Sementara pada hari kedua, panitia menyembelih 20 ekor sapi untuk masyarakat eksternal dengan total distribusi mencapai sekitar 1.900 paket.
Daging kurban disalurkan kepada warga Kota Banda Aceh, sivitas akademika Universitas Syiah Kuala, Majelis Permusyawaratan Ulama (MPU) Aceh, Masjid Raya Baiturrahman, sejumlah gampong di Banda Aceh dan Aceh Besar, dayah, lembaga sosial, anak yatim, serta masyarakat sekitar kampus.
Selain bantuan dari UEA, sivitas akademika UIN Ar-Raniry sebelumnya juga telah menyembelih 22 ekor sapi kurban yang tersebar di biro rektorat dan sejumlah fakultas untuk dibagikan kepada warga kampus dan masyarakat.

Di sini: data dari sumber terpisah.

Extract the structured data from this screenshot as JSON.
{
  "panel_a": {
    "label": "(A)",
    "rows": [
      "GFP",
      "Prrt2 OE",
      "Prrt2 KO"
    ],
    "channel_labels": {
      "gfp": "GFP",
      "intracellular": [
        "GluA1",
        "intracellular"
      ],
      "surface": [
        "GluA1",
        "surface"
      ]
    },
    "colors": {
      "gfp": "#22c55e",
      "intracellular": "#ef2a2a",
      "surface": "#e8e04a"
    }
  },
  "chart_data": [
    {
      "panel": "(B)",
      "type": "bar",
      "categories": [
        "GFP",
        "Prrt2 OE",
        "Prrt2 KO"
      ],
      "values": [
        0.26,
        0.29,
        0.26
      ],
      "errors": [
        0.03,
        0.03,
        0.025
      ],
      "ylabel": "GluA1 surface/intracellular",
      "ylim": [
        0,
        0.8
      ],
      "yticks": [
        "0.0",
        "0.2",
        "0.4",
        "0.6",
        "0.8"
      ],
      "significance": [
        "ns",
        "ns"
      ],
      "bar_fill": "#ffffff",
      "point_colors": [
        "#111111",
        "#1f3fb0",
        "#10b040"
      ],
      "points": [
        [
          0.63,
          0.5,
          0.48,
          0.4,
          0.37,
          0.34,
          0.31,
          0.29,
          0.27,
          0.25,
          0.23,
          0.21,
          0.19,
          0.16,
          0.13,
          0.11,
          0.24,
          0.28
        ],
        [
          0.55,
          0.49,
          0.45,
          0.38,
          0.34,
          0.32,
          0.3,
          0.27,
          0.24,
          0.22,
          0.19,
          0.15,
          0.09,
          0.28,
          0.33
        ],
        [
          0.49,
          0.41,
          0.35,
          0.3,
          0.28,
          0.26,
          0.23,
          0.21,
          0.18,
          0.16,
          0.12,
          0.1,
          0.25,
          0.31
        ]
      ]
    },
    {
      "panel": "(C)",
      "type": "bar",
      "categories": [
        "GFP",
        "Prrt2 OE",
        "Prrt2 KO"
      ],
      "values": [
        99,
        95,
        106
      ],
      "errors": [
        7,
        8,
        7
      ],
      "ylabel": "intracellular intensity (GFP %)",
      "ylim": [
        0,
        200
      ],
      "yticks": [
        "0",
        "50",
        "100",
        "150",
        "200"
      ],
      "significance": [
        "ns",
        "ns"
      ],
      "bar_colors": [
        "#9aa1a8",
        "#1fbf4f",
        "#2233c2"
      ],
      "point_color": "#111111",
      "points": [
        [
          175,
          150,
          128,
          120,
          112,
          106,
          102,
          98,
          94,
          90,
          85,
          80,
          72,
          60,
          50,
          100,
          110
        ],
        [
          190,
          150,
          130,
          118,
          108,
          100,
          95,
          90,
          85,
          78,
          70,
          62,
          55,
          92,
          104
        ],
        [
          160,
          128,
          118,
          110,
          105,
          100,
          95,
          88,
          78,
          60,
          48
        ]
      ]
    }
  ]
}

Rektor UIN Ar-Raniry, Mujiburrahman, mengapresiasi dukungan kemanusiaan Emirates Red Crescent yang dinilai memperkuat nilai solidaritas sosial di tengah masyarakat.
“Iduladha mengajarkan keikhlasan, pengorbanan, dan solidaritas sosial. Melalui program kurban ini, UIN Ar-Raniry ingin memastikan keberadaan kampus benar-benar memberi manfaat bagi masyarakat luas,” ujarnya.
Wali Kota Banda Aceh, Illiza Sa’aduddin Djamal, menilai program tersebut menjadi simbol kepedulian lintas negara yang mempererat hubungan kemanusiaan antara Indonesia dan Uni Emirat Arab.
“Ini bukan hanya pembagian daging kurban, tetapi juga pesan tentang kepedulian dan semangat berbagi yang menembus batas negara dan budaya,” katanya.
Sementara itu, Ketua Yayasan Masjid Raya Sheikh Zayed Solo, Sultan Faisal Al Remeithi, menyampaikan apresiasi kepada seluruh pihak yang mendukung kolaborasi sosial, pendidikan, dan keagamaan antara Indonesia dan UEA.
Ia berharap hubungan persaudaraan dan kerja sama kedua negara terus berkembang serta membuka lebih banyak peluang keterlibatan masyarakat Indonesia dalam berbagai program internasional di bidang sosial, pendidikan, dan kebudayaan.